I’m tired of this. I’ll block anything with Java in the user agent, unless you guys can find some reason not to?
Here’s another hungry bot:
Hungry Java bot
Oh, and I ran a grep on my logs, a few days in February netted these with a Java/1.4 something bot:
62.163.12.31 (came back another time)
63.230.22.115
82.170.231.97
84.36.69.19
84.176.66.18
84.176.74.179
84.178.149.81
163.17.205.1
207.91.139.189
February 13th, 2006 at 3:06 pm
Block it. The only legit requests from Java user agents we’re seeing are for our RSS feeds. In which case I’d say - though luck, use some other RSS reader.

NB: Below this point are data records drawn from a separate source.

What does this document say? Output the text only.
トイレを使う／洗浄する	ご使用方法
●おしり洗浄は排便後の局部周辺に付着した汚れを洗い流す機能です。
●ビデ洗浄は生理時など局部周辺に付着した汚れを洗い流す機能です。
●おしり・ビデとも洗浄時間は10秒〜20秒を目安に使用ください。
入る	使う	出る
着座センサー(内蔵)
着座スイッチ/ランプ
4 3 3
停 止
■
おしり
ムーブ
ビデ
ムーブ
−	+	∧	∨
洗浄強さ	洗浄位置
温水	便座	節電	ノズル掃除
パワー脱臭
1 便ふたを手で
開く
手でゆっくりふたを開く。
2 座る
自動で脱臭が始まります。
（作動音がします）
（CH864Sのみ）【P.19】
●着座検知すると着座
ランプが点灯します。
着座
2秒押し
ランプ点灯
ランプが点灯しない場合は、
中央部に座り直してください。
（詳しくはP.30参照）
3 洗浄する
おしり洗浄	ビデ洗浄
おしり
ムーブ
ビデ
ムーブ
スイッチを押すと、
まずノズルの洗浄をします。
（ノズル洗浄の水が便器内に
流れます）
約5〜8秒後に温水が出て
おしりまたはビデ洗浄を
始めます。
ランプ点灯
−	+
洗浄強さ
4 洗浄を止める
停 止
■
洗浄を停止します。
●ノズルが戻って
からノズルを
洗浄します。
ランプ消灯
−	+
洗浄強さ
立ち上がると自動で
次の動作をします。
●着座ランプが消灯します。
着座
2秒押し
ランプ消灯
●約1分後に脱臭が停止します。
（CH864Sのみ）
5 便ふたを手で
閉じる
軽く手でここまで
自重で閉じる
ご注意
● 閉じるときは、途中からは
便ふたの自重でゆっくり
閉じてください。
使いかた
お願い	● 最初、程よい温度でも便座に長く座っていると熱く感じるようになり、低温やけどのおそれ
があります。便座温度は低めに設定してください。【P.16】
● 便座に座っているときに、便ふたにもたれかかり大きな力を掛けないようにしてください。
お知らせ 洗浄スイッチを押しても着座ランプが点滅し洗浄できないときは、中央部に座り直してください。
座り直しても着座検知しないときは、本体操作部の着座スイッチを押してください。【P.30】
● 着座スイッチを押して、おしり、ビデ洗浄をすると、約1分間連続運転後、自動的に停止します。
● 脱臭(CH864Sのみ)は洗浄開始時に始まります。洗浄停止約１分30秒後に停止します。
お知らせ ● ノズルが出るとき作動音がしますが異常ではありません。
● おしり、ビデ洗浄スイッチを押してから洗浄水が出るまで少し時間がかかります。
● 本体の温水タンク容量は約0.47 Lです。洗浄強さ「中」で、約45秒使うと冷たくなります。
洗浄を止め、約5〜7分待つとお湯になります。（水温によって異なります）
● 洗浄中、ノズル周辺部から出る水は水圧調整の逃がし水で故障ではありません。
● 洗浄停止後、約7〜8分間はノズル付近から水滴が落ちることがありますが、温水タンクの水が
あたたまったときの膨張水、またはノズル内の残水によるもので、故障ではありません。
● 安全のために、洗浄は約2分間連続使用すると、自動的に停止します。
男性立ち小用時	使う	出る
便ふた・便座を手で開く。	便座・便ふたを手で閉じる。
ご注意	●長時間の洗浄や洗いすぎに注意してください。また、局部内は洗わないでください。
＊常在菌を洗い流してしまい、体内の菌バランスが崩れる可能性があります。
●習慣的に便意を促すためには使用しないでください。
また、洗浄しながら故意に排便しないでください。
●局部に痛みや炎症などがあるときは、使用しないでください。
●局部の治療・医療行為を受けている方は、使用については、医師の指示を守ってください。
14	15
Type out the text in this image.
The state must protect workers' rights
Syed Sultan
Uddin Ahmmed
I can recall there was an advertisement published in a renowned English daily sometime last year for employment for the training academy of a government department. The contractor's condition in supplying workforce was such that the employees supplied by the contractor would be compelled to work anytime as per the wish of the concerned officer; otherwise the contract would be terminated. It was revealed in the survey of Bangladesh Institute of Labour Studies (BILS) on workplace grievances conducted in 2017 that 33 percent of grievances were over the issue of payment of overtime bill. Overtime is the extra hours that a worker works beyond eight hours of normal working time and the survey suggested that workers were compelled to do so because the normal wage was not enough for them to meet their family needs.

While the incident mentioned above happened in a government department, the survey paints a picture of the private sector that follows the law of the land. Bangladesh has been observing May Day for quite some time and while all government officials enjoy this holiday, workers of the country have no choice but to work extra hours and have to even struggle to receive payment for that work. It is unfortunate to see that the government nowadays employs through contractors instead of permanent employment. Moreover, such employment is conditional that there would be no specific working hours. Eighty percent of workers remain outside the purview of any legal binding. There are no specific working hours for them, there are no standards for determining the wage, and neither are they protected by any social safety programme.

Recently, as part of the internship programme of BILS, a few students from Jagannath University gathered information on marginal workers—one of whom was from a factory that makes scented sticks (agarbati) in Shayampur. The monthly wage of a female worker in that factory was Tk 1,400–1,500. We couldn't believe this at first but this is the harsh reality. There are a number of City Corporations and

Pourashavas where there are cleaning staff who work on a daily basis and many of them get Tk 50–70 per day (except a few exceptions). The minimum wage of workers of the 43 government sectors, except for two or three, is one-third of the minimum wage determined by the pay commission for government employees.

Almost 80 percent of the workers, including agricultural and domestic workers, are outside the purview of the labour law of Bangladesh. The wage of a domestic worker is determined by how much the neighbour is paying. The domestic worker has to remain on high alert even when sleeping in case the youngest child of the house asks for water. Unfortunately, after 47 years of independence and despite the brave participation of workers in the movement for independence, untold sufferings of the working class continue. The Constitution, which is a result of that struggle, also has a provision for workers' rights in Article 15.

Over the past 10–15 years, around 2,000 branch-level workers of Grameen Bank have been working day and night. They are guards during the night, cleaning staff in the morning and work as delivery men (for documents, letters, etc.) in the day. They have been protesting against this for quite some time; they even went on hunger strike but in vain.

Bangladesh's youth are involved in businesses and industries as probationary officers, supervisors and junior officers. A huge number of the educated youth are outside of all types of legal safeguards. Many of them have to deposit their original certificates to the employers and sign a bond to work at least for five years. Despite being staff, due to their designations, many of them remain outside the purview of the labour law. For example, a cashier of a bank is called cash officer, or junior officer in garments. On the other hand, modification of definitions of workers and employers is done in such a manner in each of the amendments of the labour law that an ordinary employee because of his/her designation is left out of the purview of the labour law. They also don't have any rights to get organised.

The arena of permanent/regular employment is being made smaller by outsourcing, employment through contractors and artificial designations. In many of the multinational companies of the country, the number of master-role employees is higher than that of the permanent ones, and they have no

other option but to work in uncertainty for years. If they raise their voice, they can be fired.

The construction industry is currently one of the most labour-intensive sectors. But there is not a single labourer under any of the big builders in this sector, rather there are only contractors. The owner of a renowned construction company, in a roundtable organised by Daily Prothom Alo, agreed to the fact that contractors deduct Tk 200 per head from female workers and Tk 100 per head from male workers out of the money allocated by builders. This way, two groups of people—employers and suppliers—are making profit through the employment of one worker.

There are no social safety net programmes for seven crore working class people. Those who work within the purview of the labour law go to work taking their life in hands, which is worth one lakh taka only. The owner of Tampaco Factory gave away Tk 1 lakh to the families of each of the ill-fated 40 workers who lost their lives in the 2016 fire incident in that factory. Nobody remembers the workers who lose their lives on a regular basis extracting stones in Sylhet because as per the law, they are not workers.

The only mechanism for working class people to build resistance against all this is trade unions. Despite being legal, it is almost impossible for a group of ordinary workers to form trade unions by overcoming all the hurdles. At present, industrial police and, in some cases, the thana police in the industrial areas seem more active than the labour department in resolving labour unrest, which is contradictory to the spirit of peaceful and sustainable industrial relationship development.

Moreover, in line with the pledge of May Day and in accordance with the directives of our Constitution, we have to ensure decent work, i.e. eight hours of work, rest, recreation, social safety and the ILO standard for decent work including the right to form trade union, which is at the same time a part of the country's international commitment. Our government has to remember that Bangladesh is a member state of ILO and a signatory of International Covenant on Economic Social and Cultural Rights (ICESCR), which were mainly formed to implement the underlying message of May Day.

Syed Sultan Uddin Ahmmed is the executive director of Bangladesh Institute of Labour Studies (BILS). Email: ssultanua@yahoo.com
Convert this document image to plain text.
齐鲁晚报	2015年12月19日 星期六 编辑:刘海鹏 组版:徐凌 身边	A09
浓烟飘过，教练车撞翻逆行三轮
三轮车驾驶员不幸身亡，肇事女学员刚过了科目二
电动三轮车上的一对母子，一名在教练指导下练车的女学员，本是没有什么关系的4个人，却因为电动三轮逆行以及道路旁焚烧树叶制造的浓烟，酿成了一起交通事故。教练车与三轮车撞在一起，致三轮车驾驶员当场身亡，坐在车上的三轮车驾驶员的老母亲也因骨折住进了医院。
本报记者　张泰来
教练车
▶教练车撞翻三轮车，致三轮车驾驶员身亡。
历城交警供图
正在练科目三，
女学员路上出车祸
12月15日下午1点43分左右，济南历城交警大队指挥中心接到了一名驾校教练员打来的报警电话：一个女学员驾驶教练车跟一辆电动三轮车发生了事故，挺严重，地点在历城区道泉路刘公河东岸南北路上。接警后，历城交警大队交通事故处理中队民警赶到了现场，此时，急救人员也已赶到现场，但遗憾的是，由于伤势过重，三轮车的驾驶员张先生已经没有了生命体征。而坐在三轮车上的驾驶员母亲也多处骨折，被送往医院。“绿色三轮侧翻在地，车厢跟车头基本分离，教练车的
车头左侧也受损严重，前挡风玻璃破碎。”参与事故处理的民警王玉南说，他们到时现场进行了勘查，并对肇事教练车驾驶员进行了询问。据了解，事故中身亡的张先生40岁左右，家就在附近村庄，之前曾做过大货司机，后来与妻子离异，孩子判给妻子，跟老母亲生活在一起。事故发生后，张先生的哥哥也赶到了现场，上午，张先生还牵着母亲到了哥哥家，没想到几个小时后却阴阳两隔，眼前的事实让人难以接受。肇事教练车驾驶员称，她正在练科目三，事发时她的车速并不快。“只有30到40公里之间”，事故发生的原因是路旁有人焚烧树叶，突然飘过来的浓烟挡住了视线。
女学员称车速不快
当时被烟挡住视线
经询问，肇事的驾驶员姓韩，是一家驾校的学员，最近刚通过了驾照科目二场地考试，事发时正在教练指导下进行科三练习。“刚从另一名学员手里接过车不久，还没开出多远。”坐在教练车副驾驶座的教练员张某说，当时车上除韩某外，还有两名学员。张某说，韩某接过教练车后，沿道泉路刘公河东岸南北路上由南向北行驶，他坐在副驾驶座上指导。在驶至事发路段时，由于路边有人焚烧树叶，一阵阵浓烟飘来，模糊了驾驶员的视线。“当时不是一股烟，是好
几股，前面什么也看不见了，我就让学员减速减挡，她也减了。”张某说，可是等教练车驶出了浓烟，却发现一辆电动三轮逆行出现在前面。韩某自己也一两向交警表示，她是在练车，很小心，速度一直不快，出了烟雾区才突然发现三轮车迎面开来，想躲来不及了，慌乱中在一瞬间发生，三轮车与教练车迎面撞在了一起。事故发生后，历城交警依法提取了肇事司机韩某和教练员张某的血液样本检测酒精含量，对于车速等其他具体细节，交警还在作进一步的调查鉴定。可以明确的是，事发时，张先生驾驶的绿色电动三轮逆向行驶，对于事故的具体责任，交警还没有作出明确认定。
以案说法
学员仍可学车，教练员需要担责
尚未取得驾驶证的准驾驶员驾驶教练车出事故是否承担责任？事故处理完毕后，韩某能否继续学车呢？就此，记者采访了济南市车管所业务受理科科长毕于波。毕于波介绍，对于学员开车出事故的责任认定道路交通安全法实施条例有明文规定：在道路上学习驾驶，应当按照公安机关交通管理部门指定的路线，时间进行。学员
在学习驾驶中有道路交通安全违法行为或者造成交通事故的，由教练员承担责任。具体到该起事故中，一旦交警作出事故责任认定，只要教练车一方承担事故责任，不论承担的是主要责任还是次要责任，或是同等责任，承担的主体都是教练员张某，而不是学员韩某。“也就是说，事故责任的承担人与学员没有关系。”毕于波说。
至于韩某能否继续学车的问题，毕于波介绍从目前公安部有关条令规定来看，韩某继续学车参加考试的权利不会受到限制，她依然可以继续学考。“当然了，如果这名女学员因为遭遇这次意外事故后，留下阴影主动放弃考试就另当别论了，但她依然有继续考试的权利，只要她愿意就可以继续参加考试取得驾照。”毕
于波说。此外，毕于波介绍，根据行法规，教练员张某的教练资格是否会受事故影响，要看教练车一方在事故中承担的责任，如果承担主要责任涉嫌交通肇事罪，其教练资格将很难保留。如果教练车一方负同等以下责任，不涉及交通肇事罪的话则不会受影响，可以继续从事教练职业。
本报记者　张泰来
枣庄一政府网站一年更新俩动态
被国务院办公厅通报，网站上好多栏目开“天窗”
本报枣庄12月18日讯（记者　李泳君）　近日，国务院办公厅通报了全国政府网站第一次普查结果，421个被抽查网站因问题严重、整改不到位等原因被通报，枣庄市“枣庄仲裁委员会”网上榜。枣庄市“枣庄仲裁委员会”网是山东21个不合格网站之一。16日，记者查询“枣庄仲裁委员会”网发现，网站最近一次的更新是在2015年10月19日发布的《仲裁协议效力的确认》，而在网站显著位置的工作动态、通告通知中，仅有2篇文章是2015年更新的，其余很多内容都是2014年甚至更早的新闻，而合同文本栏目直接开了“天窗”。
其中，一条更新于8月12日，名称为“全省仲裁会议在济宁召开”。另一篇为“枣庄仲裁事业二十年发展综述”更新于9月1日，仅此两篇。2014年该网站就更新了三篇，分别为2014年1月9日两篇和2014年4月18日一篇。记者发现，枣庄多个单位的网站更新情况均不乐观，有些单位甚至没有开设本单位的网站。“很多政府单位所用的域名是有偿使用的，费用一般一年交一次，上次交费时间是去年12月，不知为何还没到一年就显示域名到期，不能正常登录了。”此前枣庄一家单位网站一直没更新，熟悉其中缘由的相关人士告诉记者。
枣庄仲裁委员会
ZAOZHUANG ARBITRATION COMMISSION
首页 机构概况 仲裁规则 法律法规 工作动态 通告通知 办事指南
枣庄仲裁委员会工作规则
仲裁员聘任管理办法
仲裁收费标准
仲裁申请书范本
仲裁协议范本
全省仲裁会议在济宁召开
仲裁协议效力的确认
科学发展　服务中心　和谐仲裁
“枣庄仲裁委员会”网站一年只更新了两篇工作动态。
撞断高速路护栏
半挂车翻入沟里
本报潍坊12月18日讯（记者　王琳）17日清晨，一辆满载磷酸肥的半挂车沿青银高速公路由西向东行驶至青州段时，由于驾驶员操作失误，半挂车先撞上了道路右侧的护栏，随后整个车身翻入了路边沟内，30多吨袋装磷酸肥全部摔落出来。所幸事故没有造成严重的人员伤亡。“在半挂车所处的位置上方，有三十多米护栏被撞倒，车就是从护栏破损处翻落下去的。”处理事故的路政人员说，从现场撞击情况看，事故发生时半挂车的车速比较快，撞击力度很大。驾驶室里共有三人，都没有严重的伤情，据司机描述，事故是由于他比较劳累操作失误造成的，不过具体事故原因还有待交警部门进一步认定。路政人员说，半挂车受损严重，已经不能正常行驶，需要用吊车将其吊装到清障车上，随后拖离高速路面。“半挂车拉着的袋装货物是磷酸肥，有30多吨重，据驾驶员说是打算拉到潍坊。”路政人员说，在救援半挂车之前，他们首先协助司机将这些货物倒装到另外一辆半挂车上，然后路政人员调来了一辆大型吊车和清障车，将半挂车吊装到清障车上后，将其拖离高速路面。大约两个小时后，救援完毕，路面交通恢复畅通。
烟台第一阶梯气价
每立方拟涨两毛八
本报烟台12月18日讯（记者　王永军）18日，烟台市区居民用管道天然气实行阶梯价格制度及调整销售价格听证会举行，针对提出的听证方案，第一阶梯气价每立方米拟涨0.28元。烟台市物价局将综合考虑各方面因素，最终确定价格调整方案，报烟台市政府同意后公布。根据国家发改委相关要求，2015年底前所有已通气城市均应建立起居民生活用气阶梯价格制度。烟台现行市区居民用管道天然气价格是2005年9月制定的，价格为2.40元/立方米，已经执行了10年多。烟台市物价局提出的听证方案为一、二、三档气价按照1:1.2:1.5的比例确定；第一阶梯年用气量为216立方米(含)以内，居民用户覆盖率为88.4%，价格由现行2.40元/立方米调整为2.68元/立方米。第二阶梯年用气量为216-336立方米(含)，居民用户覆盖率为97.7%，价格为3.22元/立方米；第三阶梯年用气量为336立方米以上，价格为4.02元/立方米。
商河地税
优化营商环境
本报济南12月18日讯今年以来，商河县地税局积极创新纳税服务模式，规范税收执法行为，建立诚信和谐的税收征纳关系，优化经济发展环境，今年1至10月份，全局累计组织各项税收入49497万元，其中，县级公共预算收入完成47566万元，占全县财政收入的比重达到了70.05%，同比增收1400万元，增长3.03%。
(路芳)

February 13th, 2006 at 11:33 pm
If you do, avoid blocking 217.78.47.35, 216.239.3*.* and 66.102.6.136
When you use Google’s Remove URL function, they have a bot which polls the entered URL every so often using a Java user agent. If a site blocks all Java user agents, then it’s possible for a malicious party to get them removed from Google.
February 14th, 2006 at 5:02 am
I took the decision a month or so ago to block all Java user agents. Can’t see the need for them, don’t see why any legit agent should be Java. I’d agree with Dirk on that … if somebody is using a feedreader that doesn’t say what it is in the UA and uses a stock ‘Java/x.x.x.’ field then tough.
Alden, the remove URL function is only a UI experiment (still?) and there’s no way for anybody to remove a sites URL from Google … just from their own search results. Google are the only ones who do the removing from the index
February 14th, 2006 at 7:47 pm
Alden is talking about stuff that has been around before the new personalized search options. Google has an Automatic URL Removal System. Submitting a URL won’t remove a page on its own, Google will quickly check (rather than waiting till your next site crawl) to see that the URL has been added to the site’s robots.txt and remove it. Since it checks for the site’s robots.txt, I doubt it could be used to maliciously remove a URL.
February 18th, 2006 at 11:37 pm
I’ve noticed a similar problem.
How do I block the useragent directly as opposed to just blocking the ips?
February 19th, 2006 at 3:49 am
SetenvifNoCase User-Agent “Java/1.” botsucker=yes
SetenvifNoCase User-Agent “Snoopy” botsucker=yes
deny from env=botsucker
April 18th, 2006 at 6:36 am
I guess you want to use
SetEnvIfNoCase User-Agent ^Java/1\. botsucker=yes:)
August 16th, 2006 at 3:13 am
is this for inside an .htaccess?
October 2nd, 2006 at 4:49 am
Why not blocking all javabots. It works for me like this:
SetEnvIfNoCase User-Agent “java/” bad_bot
Order Allow,Deny
Allow from all
Deny from env=bad_bot
(save as .htaccess)
I’ve noticed on my site that there are some spammers using the same ip-address over and over again. But the smart ones are using variable ip-addresses, these are the worst ones.
My question is how can you block these as they look like a normal browser?